Jale.. Binay.. Gülcan.. Meriç.. Büyük Meriç.. Kraliçe.. Bolşoy'un ilk yabancı baş dansçısı.. Oytun.. Sait.. Özkan.. Hepsini adım adım yaşadığım, içinde olduğum, olduğum için de, çok mutlu olduğum yıllar..
1957'de ilk mezunlarını verdi Madam'ın okulu.. Ve Türk Balesi, opera süsü olmaktan kurtulup ilk temsilini verdi..
Coppelia..
Ama Madam'ın Türk Balesi vizyonu genişti.. Kuğu Gölü oynayabilecek dansçılar yetiştirmekle bitmiyordu iş..
O zengin Türk adımlarını, o zengin Türk melodileriyle sahneye çıkarmak şarttı..
Ferit Tüzün'ün müziği ile Çeşmebaşı'nı kendisi yarattı.. Köy kızlarının su almak için sırada beklediği, erkeklerin de etrafta toplanıp, onları izlediği çeşme başları, köy kültüründe "Sosyoloji"nin başladığı yerdir.. "Köyde efkârı umumiye, yani kamuoyu çeşme başında oluşur" derdi, nur içinde yatsın Sosyoloji Hocamız İbrahim Yasa, Mekteb-i Mülkiye'de..
Sonrası, dağdan yuvarlanan çığ gibi geldi..
Nasıl geldiğini de gece boyu izledik.. Madam gitti, ama okulu kaldı.. Büyüyerek.. Gelişerek..
Harika dansçılar, birinci sınıf koreograflar, bale müziği yazarları, sahneye koyanlar, dekor ve kostümcüler.. Bale için ne lazımsa, hepsini yetiştirdik kuşaklar boyu Madam'ın temeli, ne temeli, kurduğu muhteşem binanın üzerinde..
Gece Madam'ı da anlattı.. Madam'dan sonra devam edenleri ve bugün geldiğimiz yeri de..
Çok güzel hazırlanmıştı. Madam'ın o günlerden yardımcıları Dudley Tomlinson, Richard Glasstone, Angela Bayley davet edildiler, sahneye çıktılar, şiltler aldılar.. Büyük Meriç sahneye çıktı.. Adı Madam'la özdeşleşen, bu gecenin gerçekleşmesinde Deniz Yamanus'la baş rol oynayan Unutulmaz Meriç..
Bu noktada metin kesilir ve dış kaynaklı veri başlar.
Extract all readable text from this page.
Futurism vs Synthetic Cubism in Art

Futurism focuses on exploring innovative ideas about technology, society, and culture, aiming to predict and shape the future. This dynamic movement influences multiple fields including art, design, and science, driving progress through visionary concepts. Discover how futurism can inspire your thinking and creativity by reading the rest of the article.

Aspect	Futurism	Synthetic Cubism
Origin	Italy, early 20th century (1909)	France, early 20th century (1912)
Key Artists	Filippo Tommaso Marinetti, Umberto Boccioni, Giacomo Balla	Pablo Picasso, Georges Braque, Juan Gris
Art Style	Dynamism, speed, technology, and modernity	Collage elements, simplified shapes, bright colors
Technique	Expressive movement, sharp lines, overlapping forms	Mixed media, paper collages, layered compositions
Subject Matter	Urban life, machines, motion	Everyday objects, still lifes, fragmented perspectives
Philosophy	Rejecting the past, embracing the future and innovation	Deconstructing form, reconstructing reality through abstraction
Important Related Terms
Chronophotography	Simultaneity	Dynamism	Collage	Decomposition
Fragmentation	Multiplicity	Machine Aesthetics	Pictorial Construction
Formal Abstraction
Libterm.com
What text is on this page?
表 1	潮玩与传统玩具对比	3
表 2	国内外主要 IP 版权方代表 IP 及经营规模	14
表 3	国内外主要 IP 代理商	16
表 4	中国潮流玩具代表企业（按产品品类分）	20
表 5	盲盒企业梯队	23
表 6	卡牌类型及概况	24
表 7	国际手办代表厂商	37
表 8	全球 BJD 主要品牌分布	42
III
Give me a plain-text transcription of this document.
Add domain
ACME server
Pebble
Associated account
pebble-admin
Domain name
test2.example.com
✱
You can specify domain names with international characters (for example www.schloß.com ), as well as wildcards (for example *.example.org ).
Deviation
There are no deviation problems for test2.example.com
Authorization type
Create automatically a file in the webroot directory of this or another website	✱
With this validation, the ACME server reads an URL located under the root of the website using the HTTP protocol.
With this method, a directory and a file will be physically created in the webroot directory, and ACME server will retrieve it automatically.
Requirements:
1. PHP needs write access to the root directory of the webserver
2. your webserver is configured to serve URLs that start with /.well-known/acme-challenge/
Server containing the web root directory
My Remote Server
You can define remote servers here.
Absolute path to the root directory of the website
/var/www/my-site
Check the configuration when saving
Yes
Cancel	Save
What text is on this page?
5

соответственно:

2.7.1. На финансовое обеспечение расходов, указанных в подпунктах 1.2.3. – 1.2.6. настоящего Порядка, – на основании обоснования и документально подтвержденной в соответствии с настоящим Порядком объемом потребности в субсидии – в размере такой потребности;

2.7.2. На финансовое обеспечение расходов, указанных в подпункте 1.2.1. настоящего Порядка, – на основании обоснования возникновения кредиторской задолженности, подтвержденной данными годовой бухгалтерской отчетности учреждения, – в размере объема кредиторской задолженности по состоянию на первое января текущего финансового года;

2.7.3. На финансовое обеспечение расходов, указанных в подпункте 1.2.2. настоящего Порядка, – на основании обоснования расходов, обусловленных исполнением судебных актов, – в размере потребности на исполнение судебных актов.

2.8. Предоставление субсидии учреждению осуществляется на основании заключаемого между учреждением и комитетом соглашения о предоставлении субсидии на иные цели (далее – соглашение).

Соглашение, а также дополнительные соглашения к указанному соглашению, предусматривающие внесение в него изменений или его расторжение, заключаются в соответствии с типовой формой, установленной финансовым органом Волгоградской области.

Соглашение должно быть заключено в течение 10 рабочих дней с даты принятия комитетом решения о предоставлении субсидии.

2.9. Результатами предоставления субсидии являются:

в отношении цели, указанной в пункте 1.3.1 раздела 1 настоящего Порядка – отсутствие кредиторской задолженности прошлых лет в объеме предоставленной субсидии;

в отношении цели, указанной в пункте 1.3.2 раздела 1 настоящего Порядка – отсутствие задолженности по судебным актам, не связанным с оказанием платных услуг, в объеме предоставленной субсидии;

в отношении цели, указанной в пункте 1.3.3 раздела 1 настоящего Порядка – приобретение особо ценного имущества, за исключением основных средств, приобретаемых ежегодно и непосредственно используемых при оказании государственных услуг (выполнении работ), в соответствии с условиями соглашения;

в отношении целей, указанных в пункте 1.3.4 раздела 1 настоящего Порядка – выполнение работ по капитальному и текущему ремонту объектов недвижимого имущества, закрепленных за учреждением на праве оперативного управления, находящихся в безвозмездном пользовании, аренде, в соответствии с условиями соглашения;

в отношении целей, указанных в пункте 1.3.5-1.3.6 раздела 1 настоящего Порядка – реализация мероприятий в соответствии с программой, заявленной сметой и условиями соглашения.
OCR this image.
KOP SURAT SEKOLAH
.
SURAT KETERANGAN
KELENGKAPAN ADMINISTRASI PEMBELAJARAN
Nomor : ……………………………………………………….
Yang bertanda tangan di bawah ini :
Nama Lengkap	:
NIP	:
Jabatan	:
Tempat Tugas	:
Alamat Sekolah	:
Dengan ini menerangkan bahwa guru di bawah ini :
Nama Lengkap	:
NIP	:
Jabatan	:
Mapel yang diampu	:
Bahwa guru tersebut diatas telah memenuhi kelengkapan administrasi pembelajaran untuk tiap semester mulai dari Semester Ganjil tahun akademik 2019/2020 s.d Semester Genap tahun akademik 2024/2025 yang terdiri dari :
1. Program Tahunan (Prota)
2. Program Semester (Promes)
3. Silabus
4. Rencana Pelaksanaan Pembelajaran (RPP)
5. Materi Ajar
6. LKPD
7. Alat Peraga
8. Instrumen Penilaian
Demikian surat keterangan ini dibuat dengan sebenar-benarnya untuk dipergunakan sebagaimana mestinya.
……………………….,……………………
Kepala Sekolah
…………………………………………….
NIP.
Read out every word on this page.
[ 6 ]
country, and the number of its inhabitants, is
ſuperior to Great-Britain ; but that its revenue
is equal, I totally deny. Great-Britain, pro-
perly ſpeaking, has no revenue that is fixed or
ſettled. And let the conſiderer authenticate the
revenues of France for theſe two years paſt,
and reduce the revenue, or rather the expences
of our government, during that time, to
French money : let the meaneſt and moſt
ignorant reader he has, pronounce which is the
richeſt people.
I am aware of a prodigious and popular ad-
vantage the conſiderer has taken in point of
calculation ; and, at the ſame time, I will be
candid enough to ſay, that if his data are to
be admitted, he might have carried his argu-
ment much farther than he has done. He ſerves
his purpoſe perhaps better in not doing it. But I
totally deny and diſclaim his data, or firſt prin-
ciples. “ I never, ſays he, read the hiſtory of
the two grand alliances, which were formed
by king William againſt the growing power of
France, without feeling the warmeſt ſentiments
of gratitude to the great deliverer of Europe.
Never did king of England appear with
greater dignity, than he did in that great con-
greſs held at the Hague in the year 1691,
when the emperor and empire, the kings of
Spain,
Sonra, Hülya Aksular ve Oktay Keresteci'nin çok şık sundukları genç dansçılarımız, 1957'den, Coppelia'dan başlayarak, Türk Balesi'nin Madam'ın çizgisinde gelişmesi ve bugün geldiği yeri sahneye taşıdılar..
Yanımda Gürer Aykal oturuyordu.. Genç ve en verimli çağında kaybettiğimiz Duygu Aykal'ın İnsancık'ından ikiliyi izlerken ben üç defa gözlüklerimi sildim.. Gürer'e bakamadım bile..
..Ve geleceğin bir uluslararası yıldızını bu dansta keşfettim.. Hüma Ersel..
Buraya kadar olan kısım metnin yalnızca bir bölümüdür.